For quality control, assembly, and binning, we used the ATLAS pipeline v2.4 (ref. 54). ATLAS uses BBTools (https://sourceforge.net/projects/bbmap/) to remove PCR duplicates and adapters and to trim the reads, assemble the reads using SPAdes v3.13.1 in metagenomic mode24, and bins the contigs using MetaBAT 2 v2.14 (ref. 26) and MaxBin 2 v2.2.7 (ref. 27), after which DASTool v.1.1.2 (ref. 44) is used to optimize MAGs resulting from the two binning approaches. We used MAGs of medium to high quality (>50% completeness, <10% contamination45) based on CheckM estimates in ‘--lineage_wf’ mode43. We ran RAT on multiple samples at a time using GNU parallel v20210622 (ref. 55) with the nr database downloaded on the 4th of March 2020., and GTDB release 202. We ran Kaiju on the reads using default settings with a database containing NCBI nr for bacteria, archaea, viruses, fungi, and microbial eukaryotes from 24 February 2021.

The N50 of the assembled contigs was between 1435 and 3012 nt per sample, the L50 was between 15,196 and 39,823 nt. Out of the 2,770,251 total contigs that were generated from the 18 samples, CAT annotated 2,411,810. All 423 medium- to high-quality MAGs were annotated at superkingdom rank or lower by BAT.

To further assess the diversity of groundwater organisms represented by the MAGs, we dereplicated all medium- to high-quality MAGs with dRep using default settings46. We performed a phylogenetic analysis of the dereplicated MAGs based on the CheckM alignment of 43 universal marker genes that are used for phylogenetic placement43. A maximum-likelihood phylogenetic tree was inferred with IQ-TREE v2.1.2 (ref. 56), ModelFinder57, and UFBoot58, using the model LG + R10 chosen according to BIC and 1000 UltraFast bootstraps. The resulting tree was visualized with iTOL59. The tree was rooted between the archaeal and bacterial MAGs based on their BAT classification (by RAT).

Plotting

All figures were made using R v4.1.3 and RStudio v1.1.456. The packages used for plotting were ggplot2 (ref. 60), tidyverse61, reshape2 (ref. 62), ggalluvial63, dplyr (https://dplyr.tidyverse.org), tidyr (https://tidyr.tidyverse.org), RColorBrewer (see http://colorbrewer2.org), Hmisc (https://hbiostat.org/R/Hmisc/), vegan64, ape65, and gridExtra (http://CRAN.R-project.org/package=gridExtra).

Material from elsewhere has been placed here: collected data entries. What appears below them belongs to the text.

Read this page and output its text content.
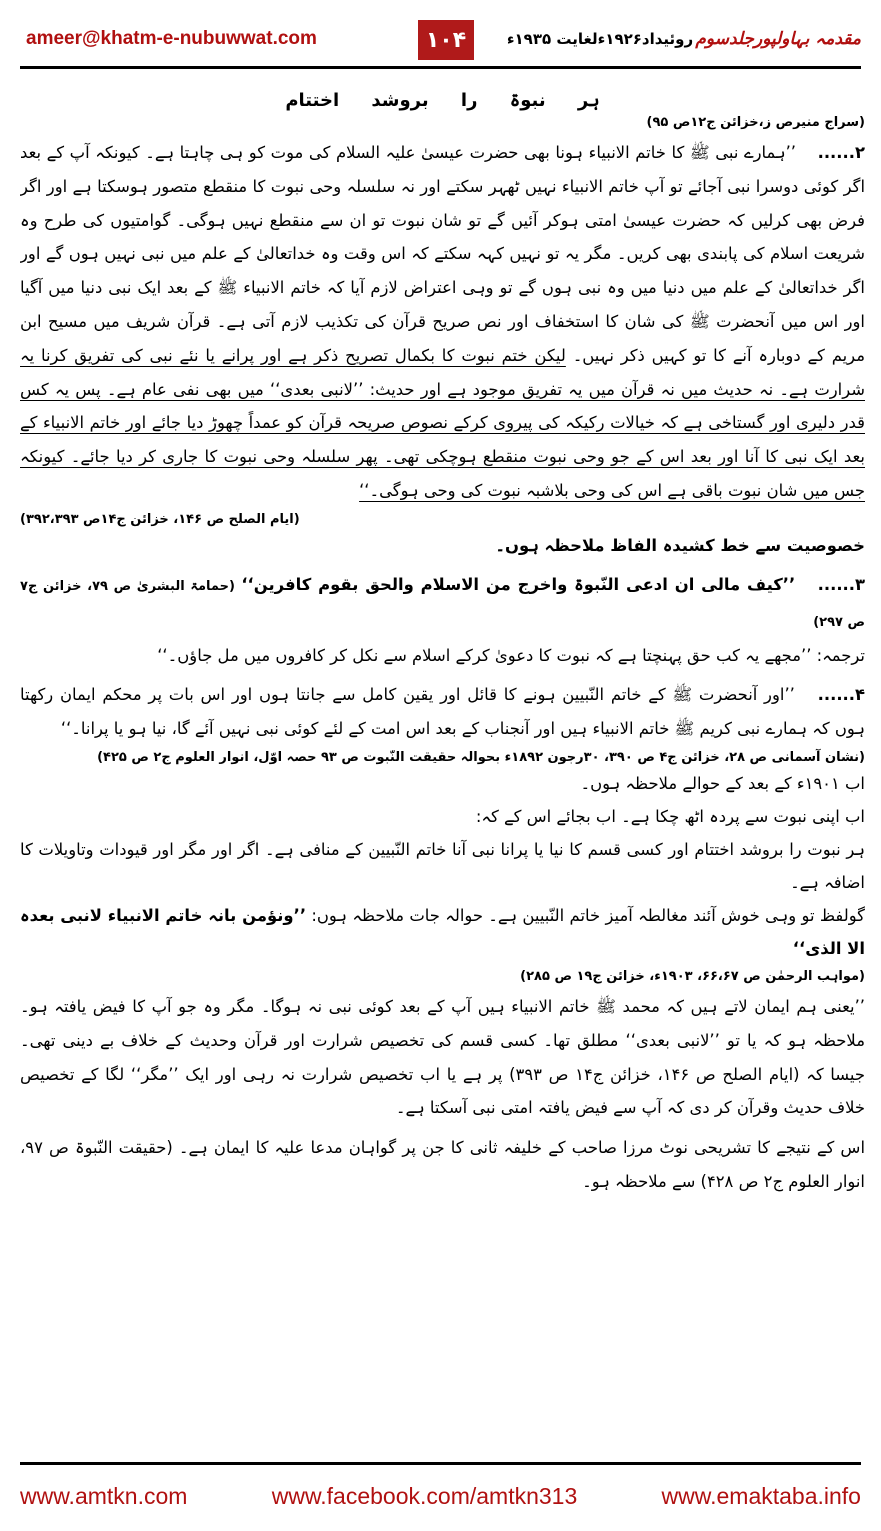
ameer@khatm-e-nubuwwat.com	۱۰۴	روئیداد۱۹۲۶ءلغایت ۱۹۳۵ء مقدمہ بہاولپورجلدسوم

ہر نبوۃ را بروشد اختتام

(سراج منیرص ز،خزائن ج۱۲ص ۹۵)

۲...... ’’ہمارے نبی ﷺ کا خاتم الانبیاء ہونا بھی حضرت عیسیٰ علیہ السلام کی موت کو ہی چاہتا ہے۔ کیونکہ آپ کے بعد اگر کوئی دوسرا نبی آجائے تو آپ خاتم الانبیاء نہیں ٹھہر سکتے اور نہ سلسلہ وحی نبوت کا منقطع متصور ہوسکتا ہے اور اگر فرض بھی کرلیں کہ حضرت عیسیٰ امتی ہوکر آئیں گے تو شان نبوت تو ان سے منقطع نہیں ہوگی۔ گوامتیوں کی طرح وہ شریعت اسلام کی پابندی بھی کریں۔ مگر یہ تو نہیں کہہ سکتے کہ اس وقت وہ خداتعالیٰ کے علم میں نبی نہیں ہوں گے اور اگر خداتعالیٰ کے علم میں دنیا میں وہ نبی ہوں گے تو وہی اعتراض لازم آیا کہ خاتم الانبیاء ﷺ کے بعد ایک نبی دنیا میں آگیا اور اس میں آنحضرت ﷺ کی شان کا استخفاف اور نص صریح قرآن کی تکذیب لازم آتی ہے۔ قرآن شریف میں مسیح ابن مریم کے دوبارہ آنے کا تو کہیں ذکر نہیں۔ لیکن ختم نبوت کا بکمال تصریح ذکر ہے اور پرانے یا نئے نبی کی تفریق کرنا یہ شرارت ہے۔ نہ حدیث میں نہ قرآن میں یہ تفریق موجود ہے اور حدیث: ’’لانبی بعدی‘‘ میں بھی نفی عام ہے۔ پس یہ کس قدر دلیری اور گستاخی ہے کہ خیالات رکیکہ کی پیروی کرکے نصوص صریحہ قرآن کو عمداً چھوڑ دیا جائے اور خاتم الانبیاء کے بعد ایک نبی کا آنا اور بعد اس کے جو وحی نبوت منقطع ہوچکی تھی۔ پھر سلسلہ وحی نبوت کا جاری کر دیا جائے۔ کیونکہ جس میں شان نبوت باقی ہے اس کی وحی بلاشبہ نبوت کی وحی ہوگی۔‘‘

(ایام الصلح ص ۱۴۶، خزائن ج۱۴ص ۳۹۲،۳۹۳)

خصوصیت سے خط کشیدہ الفاظ ملاحظہ ہوں۔

۳...... ’’کیف مالی ان ادعی النّبوۃ واخرج من الاسلام والحق بقوم کافرین‘‘ (حمامۃ البشریٰ ص ۷۹، خزائن ج۷ ص ۲۹۷)

ترجمہ: ’’مجھے یہ کب حق پہنچتا ہے کہ نبوت کا دعویٰ کرکے اسلام سے نکل کر کافروں میں مل جاؤں۔‘‘

۴...... ’’اور آنحضرت ﷺ کے خاتم النّبیین ہونے کا قائل اور یقین کامل سے جانتا ہوں اور اس بات پر محکم ایمان رکھتا ہوں کہ ہمارے نبی کریم ﷺ خاتم الانبیاء ہیں اور آنجناب کے بعد اس امت کے لئے کوئی نبی نہیں آئے گا، نیا ہو یا پرانا۔‘‘

(نشان آسمانی ص ۲۸، خزائن ج۴ ص ۳۹۰، ۳۰رجون ۱۸۹۲ء بحوالہ حقیقت النّبوت ص ۹۳ حصہ اوّل، انوار العلوم ج۲ ص ۴۲۵)

اب ۱۹۰۱ء کے بعد کے حوالے ملاحظہ ہوں۔

اب اپنی نبوت سے پردہ اٹھ چکا ہے۔ اب بجائے اس کے کہ:

ہر نبوت را بروشد اختتام اور کسی قسم کا نیا یا پرانا نبی آنا خاتم النّبیین کے منافی ہے۔ اگر اور مگر اور قیودات وتاویلات کا اضافہ ہے۔

گولفظ تو وہی خوش آئند مغالطہ آمیز خاتم النّبیین ہے۔ حوالہ جات ملاحظہ ہوں: ’’ونؤمن بانہ خاتم الانبیاء لانبی بعدہ الا الذی‘‘

(مواہب الرحمٰن ص ۶۶،۶۷، ۱۹۰۳ء، خزائن ج۱۹ ص ۲۸۵)

’’یعنی ہم ایمان لاتے ہیں کہ محمد ﷺ خاتم الانبیاء ہیں آپ کے بعد کوئی نبی نہ ہوگا۔ مگر وہ جو آپ کا فیض یافتہ ہو۔ ملاحظہ ہو کہ یا تو ’’لانبی بعدی‘‘ مطلق تھا۔ کسی قسم کی تخصیص شرارت اور قرآن وحدیث کے خلاف بے دینی تھی۔ جیسا کہ (ایام الصلح ص ۱۴۶، خزائن ج۱۴ ص ۳۹۳) پر ہے یا اب تخصیص شرارت نہ رہی اور ایک ’’مگر‘‘ لگا کے تخصیص خلاف حدیث وقرآن کر دی کہ آپ سے فیض یافتہ امتی نبی آسکتا ہے۔

اس کے نتیجے کا تشریحی نوٹ مرزا صاحب کے خلیفہ ثانی کا جن پر گواہان مدعا علیہ کا ایمان ہے۔ (حقیقت النّبوۃ ص ۹۷، انوار العلوم ج۲ ص ۴۲۸) سے ملاحظہ ہو۔

www.amtkn.com	www.facebook.com/amtkn313	www.emaktaba.info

Statistics and reproducibility

To pick random samples from the CAMI2 datasets, we used the Python function random.sample(). No statistical method was used to predetermine the sample size. Two rhizosphere samples (samples 8 and 15) were excluded from the study because >1000 taxa of the CAMI2 reference were not present in the database. The experiments were not randomized. The investigators were not blinded to allocation during experiments and outcome assessment.

Reporting summary

Further information on research design is available in the Nature Portfolio Reporting Summary linked to this article.